Biomerker yang tepat diharapkan dapat menjadi alat untuk diagnosis dini dan tidak bersifat invasif sehingga intervensi yang diberikan dapat bermanfaat serta tepat sasaran. Oleh karena itu, diperlukan penelitian untuk memahami peran inflamasi atau peradangan usus pada anak usia di bawah 2 tahun terhadap kejadian pendek.

Peneliti dari Program Doktor Ilmu Biomedik FKUI, Syarief Darmawan, S.ST, M.Kes, kemudian melakukan penelitian tersebut. Hasil dari penelitian mendapatkan bahwa jumlah anak baduta pendek di suatu kelurahan di Jakarta Timur sebanyak 20,4%. Prevalensi tersebut merepresentasikan kondisi baduta pendek di kelurahan tersebut sudah termasuk dalam masalah kesehatan masyarakat.

Dalam penelitian ini didapatkan profil subjek penelitian adalah anak pendek dan normal tidak memiliki perbedaan dalam parameter jenis kelamin dan kelompok umur serta memiliki hormon yang membantu dalam pertumbuhan anak (hormon tiroid) yang normal.

Profil keturunan mendapatkan hasil bahwa anak pendek dan normal dipilih dari orang tua yang normal. Untuk profil infeksi parasit usus diperoleh hasil bahwa subjek penelitian tidak mengalami infeksi parasit, kecuali ditemukan infeksi amuba pada 1 anak normal.
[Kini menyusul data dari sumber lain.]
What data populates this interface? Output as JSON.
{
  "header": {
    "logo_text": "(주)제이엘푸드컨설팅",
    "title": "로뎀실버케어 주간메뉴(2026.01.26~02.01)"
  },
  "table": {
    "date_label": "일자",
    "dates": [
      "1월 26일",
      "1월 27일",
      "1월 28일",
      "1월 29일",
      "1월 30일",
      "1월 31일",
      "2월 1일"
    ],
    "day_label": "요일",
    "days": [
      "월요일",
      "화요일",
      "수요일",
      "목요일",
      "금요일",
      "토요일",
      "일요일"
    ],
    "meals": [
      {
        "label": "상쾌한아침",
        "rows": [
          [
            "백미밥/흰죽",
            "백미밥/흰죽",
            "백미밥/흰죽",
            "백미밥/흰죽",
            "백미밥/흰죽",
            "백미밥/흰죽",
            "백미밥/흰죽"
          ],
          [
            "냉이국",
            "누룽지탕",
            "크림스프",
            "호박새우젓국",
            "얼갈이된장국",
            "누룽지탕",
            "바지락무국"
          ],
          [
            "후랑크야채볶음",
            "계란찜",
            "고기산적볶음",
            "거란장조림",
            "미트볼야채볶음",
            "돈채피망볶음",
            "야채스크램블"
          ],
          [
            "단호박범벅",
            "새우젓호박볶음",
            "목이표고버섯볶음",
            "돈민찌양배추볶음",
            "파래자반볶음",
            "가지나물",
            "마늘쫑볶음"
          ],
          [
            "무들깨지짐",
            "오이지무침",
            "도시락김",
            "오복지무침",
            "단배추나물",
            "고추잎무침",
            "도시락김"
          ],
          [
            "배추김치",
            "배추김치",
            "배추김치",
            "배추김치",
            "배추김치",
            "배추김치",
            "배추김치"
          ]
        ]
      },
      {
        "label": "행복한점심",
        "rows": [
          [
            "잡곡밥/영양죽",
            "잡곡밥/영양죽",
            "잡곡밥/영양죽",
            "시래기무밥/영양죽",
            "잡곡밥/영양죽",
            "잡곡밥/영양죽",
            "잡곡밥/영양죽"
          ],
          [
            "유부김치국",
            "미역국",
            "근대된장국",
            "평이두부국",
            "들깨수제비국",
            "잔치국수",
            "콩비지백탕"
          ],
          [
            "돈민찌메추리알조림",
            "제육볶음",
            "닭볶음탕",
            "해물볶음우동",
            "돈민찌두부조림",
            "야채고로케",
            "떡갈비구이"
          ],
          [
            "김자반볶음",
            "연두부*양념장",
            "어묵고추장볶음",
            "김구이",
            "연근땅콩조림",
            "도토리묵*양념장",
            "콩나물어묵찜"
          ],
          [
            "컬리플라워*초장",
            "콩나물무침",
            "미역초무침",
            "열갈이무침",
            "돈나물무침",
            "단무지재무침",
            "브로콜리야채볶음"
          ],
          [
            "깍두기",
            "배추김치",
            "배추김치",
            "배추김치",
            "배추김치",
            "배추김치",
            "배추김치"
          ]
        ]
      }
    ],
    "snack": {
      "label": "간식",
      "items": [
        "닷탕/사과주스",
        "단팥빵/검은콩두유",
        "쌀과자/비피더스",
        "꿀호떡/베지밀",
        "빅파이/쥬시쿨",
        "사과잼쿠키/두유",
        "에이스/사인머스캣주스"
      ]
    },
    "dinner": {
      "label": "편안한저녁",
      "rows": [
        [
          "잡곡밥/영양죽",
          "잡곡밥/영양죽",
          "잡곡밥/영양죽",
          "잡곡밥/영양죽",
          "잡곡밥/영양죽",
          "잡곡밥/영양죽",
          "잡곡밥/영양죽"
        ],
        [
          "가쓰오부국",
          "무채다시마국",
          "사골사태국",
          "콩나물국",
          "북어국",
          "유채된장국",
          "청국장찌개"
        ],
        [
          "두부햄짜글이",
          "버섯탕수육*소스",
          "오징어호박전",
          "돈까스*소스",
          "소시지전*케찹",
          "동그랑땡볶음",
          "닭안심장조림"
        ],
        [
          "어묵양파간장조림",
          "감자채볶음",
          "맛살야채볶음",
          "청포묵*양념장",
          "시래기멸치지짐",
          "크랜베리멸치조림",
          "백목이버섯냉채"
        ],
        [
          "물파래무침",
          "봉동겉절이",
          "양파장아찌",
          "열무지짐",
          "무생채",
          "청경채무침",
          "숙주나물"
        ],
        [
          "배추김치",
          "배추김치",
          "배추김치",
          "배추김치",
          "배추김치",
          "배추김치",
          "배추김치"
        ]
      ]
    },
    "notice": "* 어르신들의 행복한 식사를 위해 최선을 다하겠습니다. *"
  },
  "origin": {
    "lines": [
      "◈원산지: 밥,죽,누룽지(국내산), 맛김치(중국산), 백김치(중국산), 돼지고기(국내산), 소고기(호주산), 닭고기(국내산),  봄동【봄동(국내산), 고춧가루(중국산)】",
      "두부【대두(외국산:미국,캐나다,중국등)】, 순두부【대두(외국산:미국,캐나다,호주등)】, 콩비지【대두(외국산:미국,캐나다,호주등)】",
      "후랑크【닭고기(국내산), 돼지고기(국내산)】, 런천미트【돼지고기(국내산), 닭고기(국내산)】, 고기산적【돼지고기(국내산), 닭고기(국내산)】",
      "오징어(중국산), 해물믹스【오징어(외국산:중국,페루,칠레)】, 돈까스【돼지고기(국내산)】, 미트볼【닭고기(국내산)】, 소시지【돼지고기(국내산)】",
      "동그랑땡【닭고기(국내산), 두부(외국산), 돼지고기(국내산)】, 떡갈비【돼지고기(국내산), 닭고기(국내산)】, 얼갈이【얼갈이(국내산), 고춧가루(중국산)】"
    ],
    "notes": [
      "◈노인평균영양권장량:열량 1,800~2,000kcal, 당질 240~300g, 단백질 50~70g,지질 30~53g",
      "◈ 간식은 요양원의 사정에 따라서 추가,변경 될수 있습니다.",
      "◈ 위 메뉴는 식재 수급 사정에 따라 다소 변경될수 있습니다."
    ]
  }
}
Berdasarkan persentase rata-rata asupan diperoleh hasil bahwa asupan energi dan zat gizi makro dari anak pendek dan normal tidak berbeda dan termasuk dalam kategori baik, meskipun asupan karbohidrat dari anak pendek pada bulan tertentu dalam fase penelitian termasuk dalam kategori kurang.

Walaupun dalam penelitian ini tidak berhasil menunjukan bahwa inflamasi usus dan malabsorbsi (gangguan penyerapan) didominasi oleh anak pendek, tetapi penelitian ini berhasil mengungkap bahwa inflamasi usus terjadi pada anak pendek dan normal serta dapat menurunkan indikator panjang badan berdasarkan umur dari kedua anak tersebut.

Inflamasi usus yang terjadi pada anak pendek dan normal juga berkorelasi dengan malabsorbsi. Dari profil infeksi parasit usus dapat disimpulkan bahwa infeksi parasit usus tidak berkorelasi dengan inflamasi usus dan malabsorbsi.

Pemaparan hasil penelitian tersebut dipresentasikan oleh Syarief Darmawan, S.ST, M.Kes pada sidang promosi doktoralnya, Senin (17/6/2019) lalu di Ruang Teaching Theatre Lt.6, Gedung IMERI FKUI Salemba. Disertasi berjudul “Peran Inflamasi Usus pada Anak Usia di Bawah 2 Tahun terhadap Kejadian Pendek” berhasil dipertahankan di hadapan tim penguji. Bertindak selaku ketua tim penguji Prof. Dr. dr. Badriul Hegar Syarif, SpA(K) dengan anggota tim penguji Prof. dr. Fransiscus D. Suyatna, PhD, SpFK(K); Dr. Drs. Heri Wibowo, M.Biomed; dan Dr. Minarto, MPS (Ketua Umum Persatuan Ahli Gizi Indonesia).

Di akhir sidang, Prof. dr. Saleha Sungkar, DAP&E, MS, SpParK, selaku ketua sidang mengangkat Syarief Darmawan, S.ST, M.Kes sebagai Doktor dalam bidang Ilmu Biomedik di FKUI.

Melalui sambutannya, promotor Prof. Dr. dr. Rini Sekartini, SpA(K) dan ko-promotor Prof. dr. Agnes Kurniawan, PhD, SpParK dan Dr. Moesijanti YE Soekatri, MCN (Politeknik Kesehatan Kementerian Kesehatan Jakarta II) berharap hasil penelitian ini dapat memberikan informasi mengenai peran inflamasi usus terhadap kejadian anak pendek usia di bawah 2 tahun.

Orang tua yang memiliki anak usia di bawah 2 tahun disarankan dapat memberikan asupan makanan yang optimal, menjaga kebersihan diri dan lingkungan, memberikan ASI secara eksklusif dan optimal serta tidak memberikan Makanan Pendamping ASI (MPASI) sebelum umur 7 bulan karena akan mengganggu keseimbangan mikroorganisme usus dan dapat menyebabkan inflamasi usus.